The Court of Appeal has ruled that residential tenants paying rent by way of services which have not been assigned a monetary value are not deemed to be paying a rent and do not have an assured tenancy.
Facts
Mr and Mrs Phillips (the Landlords) and Ms Garraway (the Tenant) entered into a simple tenancy agreement under which the Tenant was to occupy on a six month rolling basis, in return for 2 days of work per week on the estate. The agreement contained a provision allowing either party to terminate the agreement with one months' notice.
The Landlord sought to terminate the agreement but the Tenant did not give up possession, resulting in possession proceedings being issued.
The Tenant's case was that she was occupying under an assured tenancy under the Housing Act 1988 and therefore the Landlord needed to rely on one of the grounds of possession within Schedule 2 of the Act or the requirements of section 21.
The Landlord's position was that the agreement did not constitute an assured tenancy under the Act as no rent was payable under the agreement and therefore it was excluded from being an assured tenancy by virtue of Schedule 1, Paragraph 3 of the Act.
Court of Appeal's Decision
The Court of Appeal dismissed the appeal and upheld the decision of the previous Courts.

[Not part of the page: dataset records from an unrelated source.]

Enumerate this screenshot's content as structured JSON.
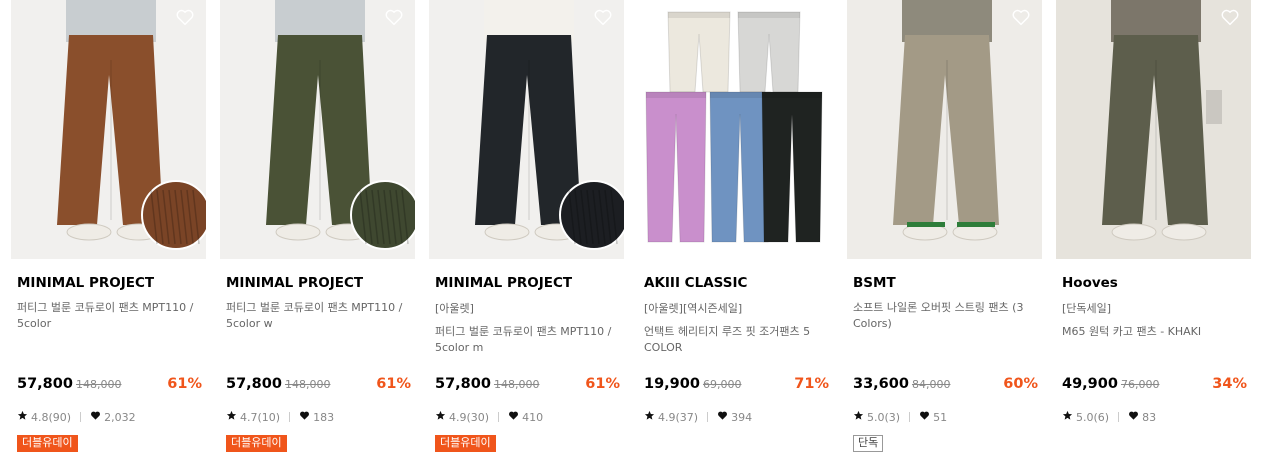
{
  "products": [
    {
      "brand": "MINIMAL PROJECT",
      "tag": "",
      "name": "퍼티그 벌룬 코듀로이 팬츠 MPT110 / 5color",
      "price": "57,800",
      "original_price": "148,000",
      "discount": "61%",
      "rating": "4.8(90)",
      "likes": "2,032",
      "badge": "더블유데이",
      "badge_style": "orange",
      "pants_color": "#8a4f2c",
      "bg_color": "#f1f0ee",
      "swatch_color": "#7a4426"
    },
    {
      "brand": "MINIMAL PROJECT",
      "tag": "",
      "name": "퍼티그 벌룬 코듀로이 팬츠 MPT110 / 5color w",
      "price": "57,800",
      "original_price": "148,000",
      "discount": "61%",
      "rating": "4.7(10)",
      "likes": "183",
      "badge": "더블유데이",
      "badge_style": "orange",
      "pants_color": "#4a5236",
      "bg_color": "#f1f0ee",
      "swatch_color": "#3f4830"
    },
    {
      "brand": "MINIMAL PROJECT",
      "tag": "[아울렛]",
      "name": "퍼티그 벌룬 코듀로이 팬츠 MPT110 / 5color m",
      "price": "57,800",
      "original_price": "148,000",
      "discount": "61%",
      "rating": "4.9(30)",
      "likes": "410",
      "badge": "더블유데이",
      "badge_style": "orange",
      "pants_color": "#22262a",
      "bg_color": "#f1f0ee",
      "swatch_color": "#1c1e22"
    },
    {
      "brand": "AKIII CLASSIC",
      "tag": "[아울렛][역시즌세일]",
      "name": "언택트 헤리티지 루즈 핏 조거팬츠 5 COLOR",
      "price": "19,900",
      "original_price": "69,000",
      "discount": "71%",
      "rating": "4.9(37)",
      "likes": "394",
      "badge": "",
      "badge_style": "none",
      "pants_color": "#6b8fc0",
      "bg_color": "#ffffff",
      "swatch_color": ""
    },
    {
      "brand": "BSMT",
      "tag": "",
      "name": "소프트 나일론 오버핏 스트링 팬츠 (3 Colors)",
      "price": "33,600",
      "original_price": "84,000",
      "discount": "60%",
      "rating": "5.0(3)",
      "likes": "51",
      "badge": "단독",
      "badge_style": "outline",
      "pants_color": "#a39a86",
      "bg_color": "#eeece8",
      "swatch_color": ""
    },
    {
      "brand": "Hooves",
      "tag": "[단독세일]",
      "name": "M65 원턱 카고 팬츠 - KHAKI",
      "price": "49,900",
      "original_price": "76,000",
      "discount": "34%",
      "rating": "5.0(6)",
      "likes": "83",
      "badge": "",
      "badge_style": "none",
      "pants_color": "#5d5e4c",
      "bg_color": "#e6e3dc",
      "swatch_color": ""
    }
  ],
  "icons": {
    "wishlist": "heart-outline-icon",
    "rating": "star-icon",
    "likes": "heart-filled-icon"
  },
  "colors": {
    "discount": "#f0551b",
    "badge": "#f0551b"
  }
}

This decision turned on the Judge's interpretation of "rent" in the context of the Housing Act 1988.
In common law, the definition of rent is a broad one. Woodfall states:
"Although a rent is usually money there is no need for it to be. Rent may be in delivery of hens, capons, roses, spurs, bows…Rent may also take the form of services. Thus, the rent may consist of cleaning a church or a synagogue, performing teamwork with horse and cart…"

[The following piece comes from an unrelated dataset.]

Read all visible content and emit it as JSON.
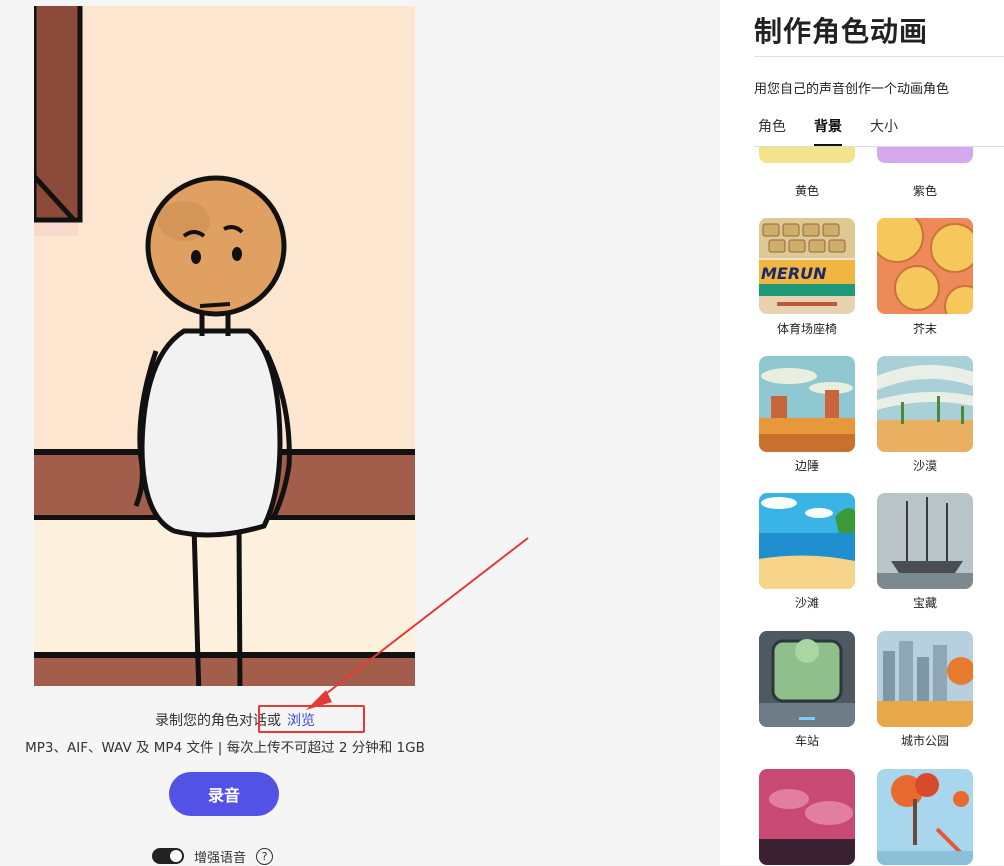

This position is adopted in the Law of Property Act 1925 where rent is defined as:
"a rent service or a rent charge, or other rent, toll, duty, royalty or annual or periodical payment in money or money's worth, reserved or issuing out of or charged upon land."

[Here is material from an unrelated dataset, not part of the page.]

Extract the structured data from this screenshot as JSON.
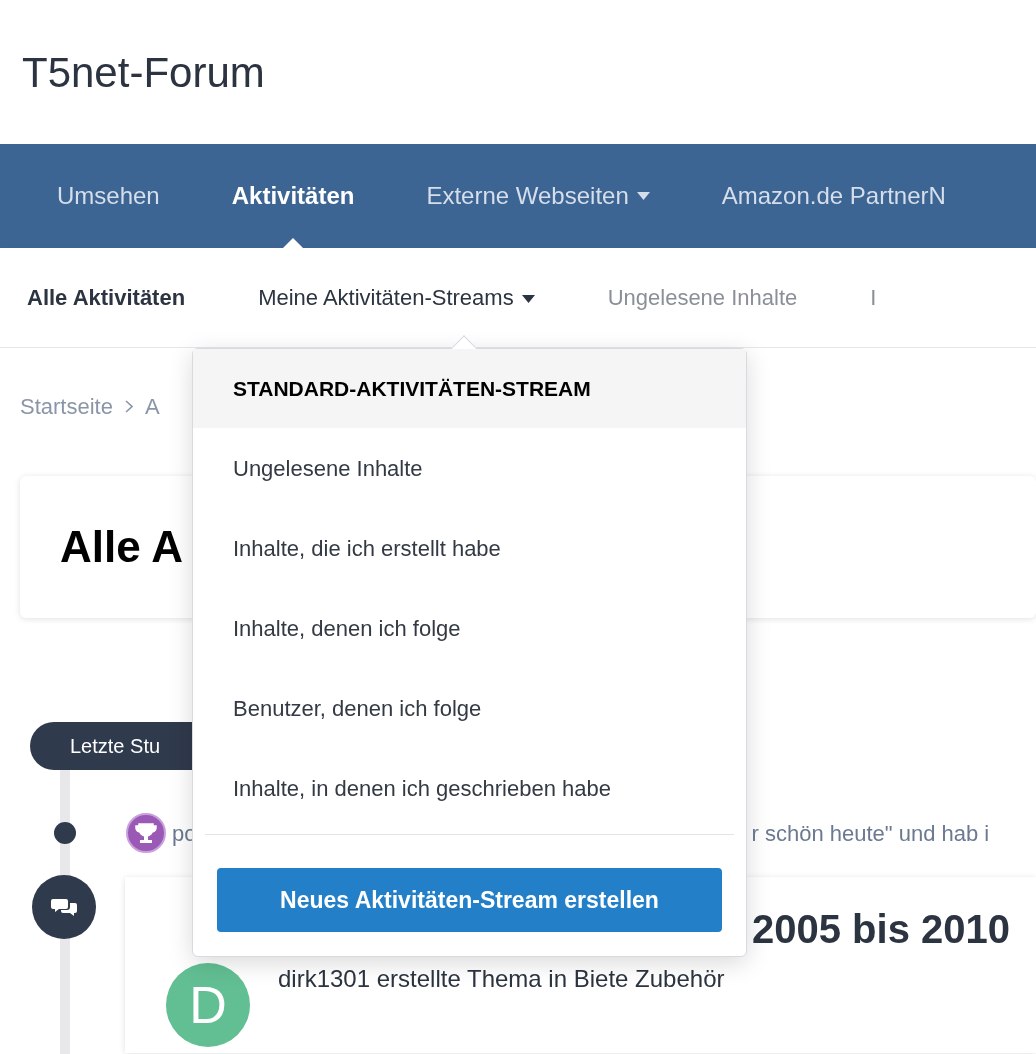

However, in other statutes, in particular in the Rent Acts, rent had been defined differently. The Judge relied on a series of case law which showed that, for the purposes of the Rent Act, rent can be non-pecuniary, but it must have been given a monetary value in the contract.
It was held that there was no reason to think that the legislature intended rent to have a different definition in the Housing Act 1988 than in the Rent Acts. This was based on a variety of reasons, primarily that the broader definition of rent wouldn't make sense in the context of the Housing Act 1988. In particular, the Judge said:
"numerous provisions of the 1988 Act refer to rent being ‘paid’ or ‘payable’, or to ‘the amount of the rent’, while the provisions which limit the scope of the Act to tenancies where the rent is between £250 and £100,000 strongly suggest that rent must be quantified in monetary terms."
The Court concluded that the tenant therefore did not have an assured tenancy as no rent was payable under her tenancy agreement for the purposes of the Act.
The Court has made clear that the definition of "rent" in the context of the Housing Act 1988 is not to be interpreted in line with the broad, common law definition but rather in line with the narrower definition established by case law in the context of the Rent Acts. This means that any tenants holding under tenancy agreements where rent is paid by way of goods and services that are not given a specific monetary value in the agreement, are not capable of holding an assured tenancy. The landlord does therefore not need to comply with the specific requirements for obtaining possession in the Housing Act 1988, which are of course about to be made significantly more onerous upon landlords when the Renters Rights Act 2025 comes into force on 1 May.